The Senate Inquiry into credit cards was told last week by the Federal Treasury that banks are exploiting “consumer inattention”.
While you’re not watching the quickly mounting debt on your credit card means interest charges quickly increase from nickels and dimes to big bucks. Credit card debt servicing eats into the money you need to meet mortgage payments and other essential items in your budget.
According to Mortgage Choice CEO John Flavell “Credit card interest rates are incredibly high and easily become a money trap for many consumers.”
Data shows 57.5% of consumers in Australia have some kind of credit card debt. Of those, 35.4% have more than $5,000 in credit card debt, while just 11% said they owe less than $500 on their card.

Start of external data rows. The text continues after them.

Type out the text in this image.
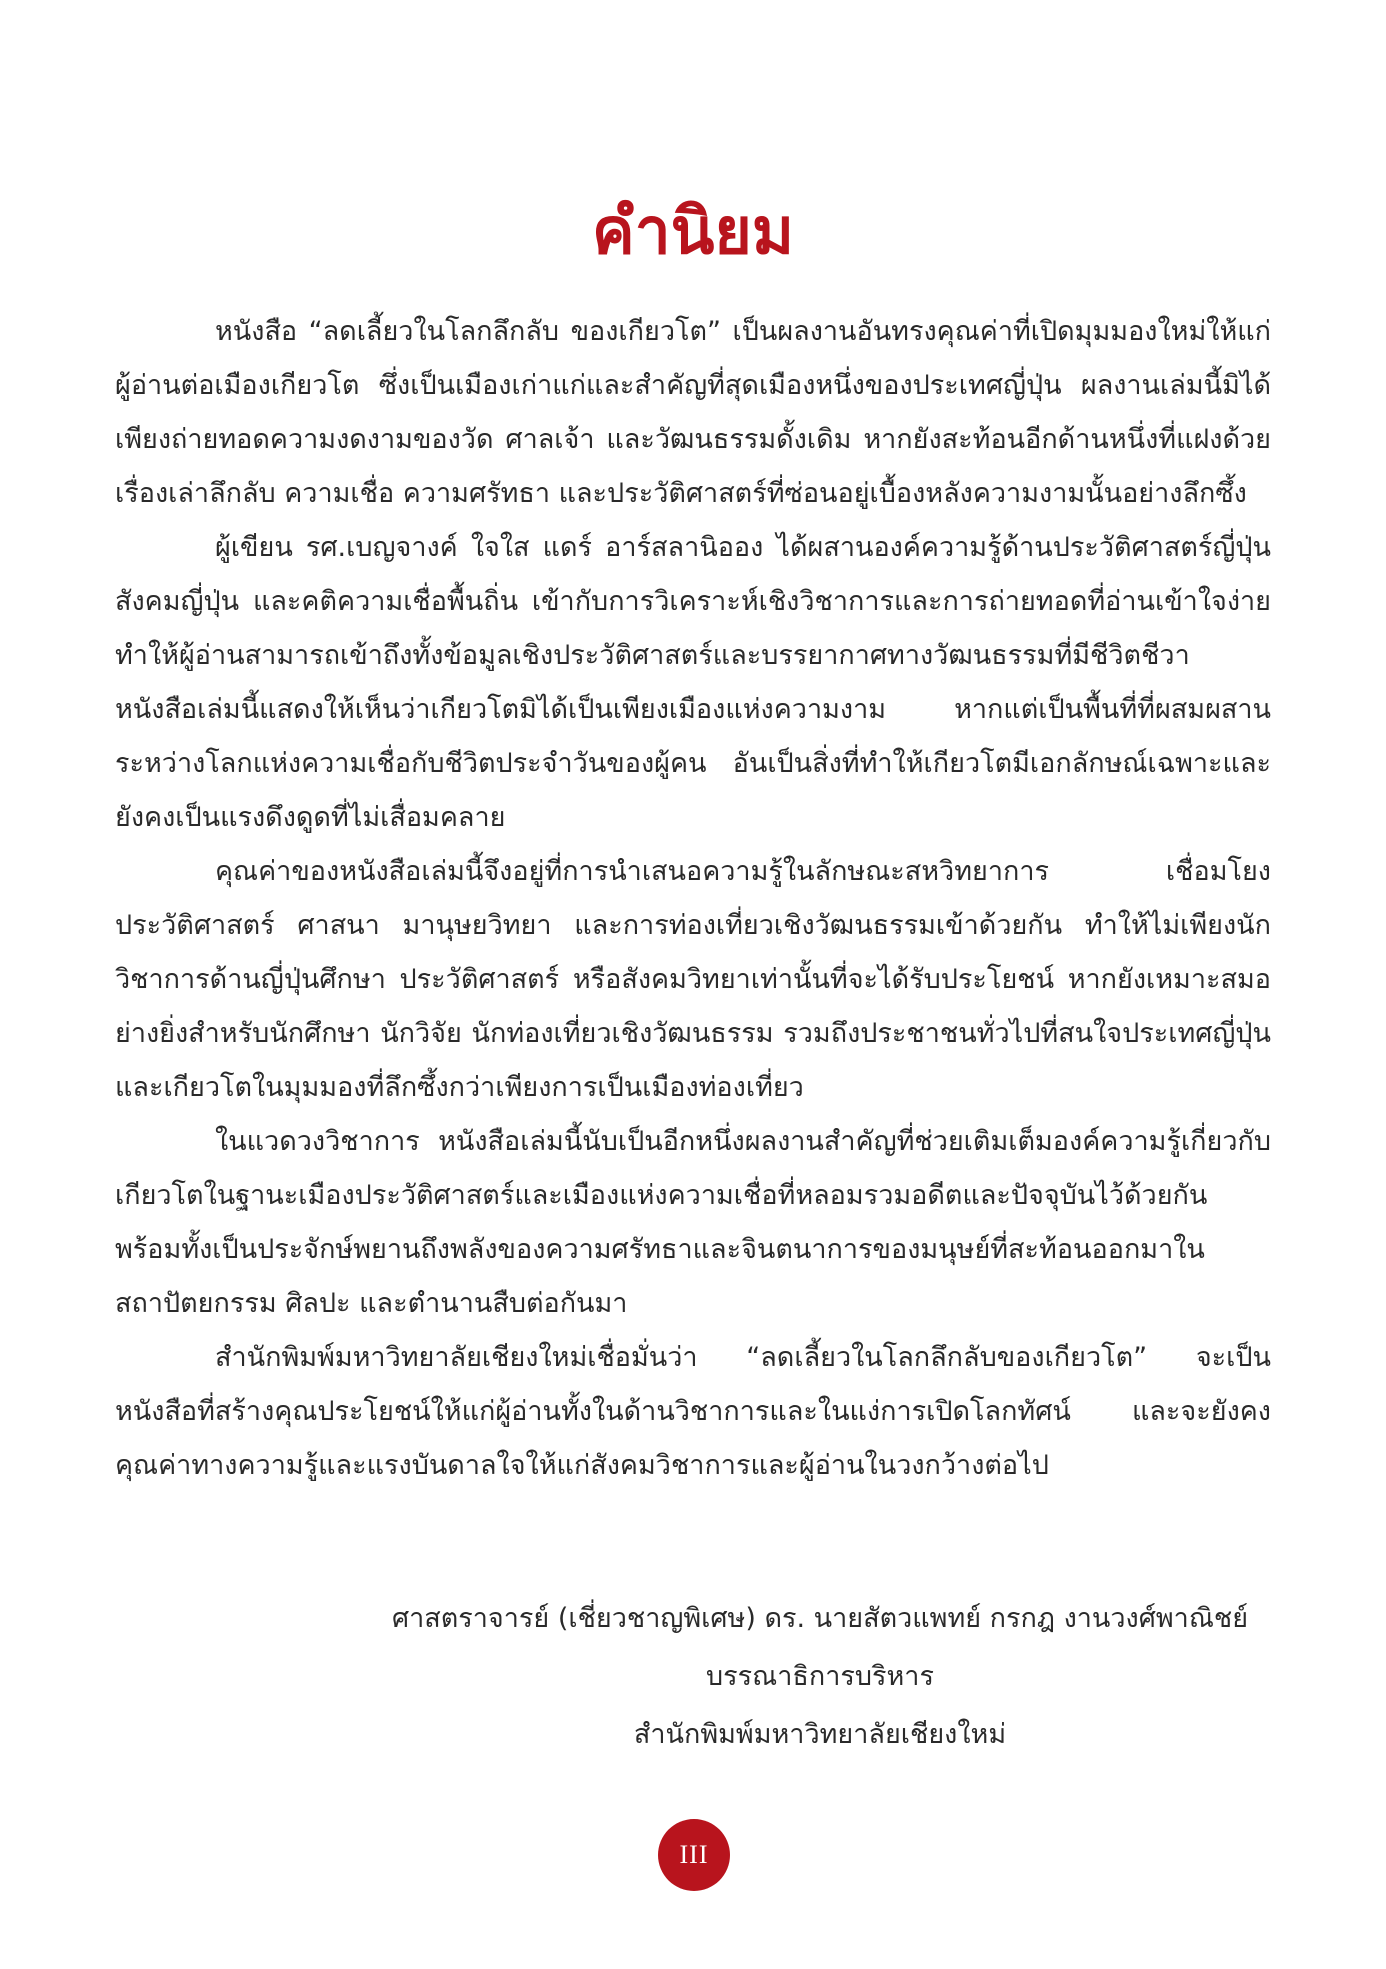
คำนิยม

หนังสือ “ลดเลี้ยวในโลกลึกลับ ของเกียวโต” เป็นผลงานอันทรงคุณค่าที่เปิดมุมมองใหม่ให้แก่ผู้อ่านต่อเมืองเกียวโต ซึ่งเป็นเมืองเก่าแก่และสำคัญที่สุดเมืองหนึ่งของประเทศญี่ปุ่น ผลงานเล่มนี้มิได้เพียงถ่ายทอดความงดงามของวัด ศาลเจ้า และวัฒนธรรมดั้งเดิม หากยังสะท้อนอีกด้านหนึ่งที่แฝงด้วยเรื่องเล่าลึกลับ ความเชื่อ ความศรัทธา และประวัติศาสตร์ที่ซ่อนอยู่เบื้องหลังความงามนั้นอย่างลึกซึ้ง

ผู้เขียน รศ.เบญจางค์ ใจใส แดร์ อาร์สลานิออง ได้ผสานองค์ความรู้ด้านประวัติศาสตร์ญี่ปุ่น สังคมญี่ปุ่น และคติความเชื่อพื้นถิ่น เข้ากับการวิเคราะห์เชิงวิชาการและการถ่ายทอดที่อ่านเข้าใจง่าย ทำให้ผู้อ่านสามารถเข้าถึงทั้งข้อมูลเชิงประวัติศาสตร์และบรรยากาศทางวัฒนธรรมที่มีชีวิตชีวา หนังสือเล่มนี้แสดงให้เห็นว่าเกียวโตมิได้เป็นเพียงเมืองแห่งความงาม หากแต่เป็นพื้นที่ที่ผสมผสานระหว่างโลกแห่งความเชื่อกับชีวิตประจำวันของผู้คน อันเป็นสิ่งที่ทำให้เกียวโตมีเอกลักษณ์เฉพาะและยังคงเป็นแรงดึงดูดที่ไม่เสื่อมคลาย

คุณค่าของหนังสือเล่มนี้จึงอยู่ที่การนำเสนอความรู้ในลักษณะสหวิทยาการ เชื่อมโยงประวัติศาสตร์ ศาสนา มานุษยวิทยา และการท่องเที่ยวเชิงวัฒนธรรมเข้าด้วยกัน ทำให้ไม่เพียงนักวิชาการด้านญี่ปุ่นศึกษา ประวัติศาสตร์ หรือสังคมวิทยาเท่านั้นที่จะได้รับประโยชน์ หากยังเหมาะสมอย่างยิ่งสำหรับนักศึกษา นักวิจัย นักท่องเที่ยวเชิงวัฒนธรรม รวมถึงประชาชนทั่วไปที่สนใจประเทศญี่ปุ่นและเกียวโตในมุมมองที่ลึกซึ้งกว่าเพียงการเป็นเมืองท่องเที่ยว

ในแวดวงวิชาการ หนังสือเล่มนี้นับเป็นอีกหนึ่งผลงานสำคัญที่ช่วยเติมเต็มองค์ความรู้เกี่ยวกับเกียวโตในฐานะเมืองประวัติศาสตร์และเมืองแห่งความเชื่อที่หลอมรวมอดีตและปัจจุบันไว้ด้วยกัน พร้อมทั้งเป็นประจักษ์พยานถึงพลังของความศรัทธาและจินตนาการของมนุษย์ที่สะท้อนออกมาในสถาปัตยกรรม ศิลปะ และตำนานสืบต่อกันมา

สำนักพิมพ์มหาวิทยาลัยเชียงใหม่เชื่อมั่นว่า “ลดเลี้ยวในโลกลึกลับของเกียวโต” จะเป็นหนังสือที่สร้างคุณประโยชน์ให้แก่ผู้อ่านทั้งในด้านวิชาการและในแง่การเปิดโลกทัศน์ และจะยังคงคุณค่าทางความรู้และแรงบันดาลใจให้แก่สังคมวิชาการและผู้อ่านในวงกว้างต่อไป

ศาสตราจารย์ (เชี่ยวชาญพิเศษ) ดร. นายสัตวแพทย์ กรกฎ งานวงศ์พาณิชย์
บรรณาธิการบริหาร
สำนักพิมพ์มหาวิทยาลัยเชียงใหม่
III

Most credit cards have an interest rate of 14% or higher. People who make the minimum repayment on their credit card each month may find it takes them years to pay off their debt.
At the Senate Enquiry last week, a Federal Treasury speaker said that credit card providers are exploiting “consumer inattention” to keep interest rates higher than they should be.
Consumers were unknowingly paying higher credit card fees because they take the path of least resistance. They will obtain a credit card through their current lender, usually a bank, because it’s so easy.
If you have a mortgage you need to limit your Credit card usage as much as possible. And remember to make those repayments before being slugged for extra fees.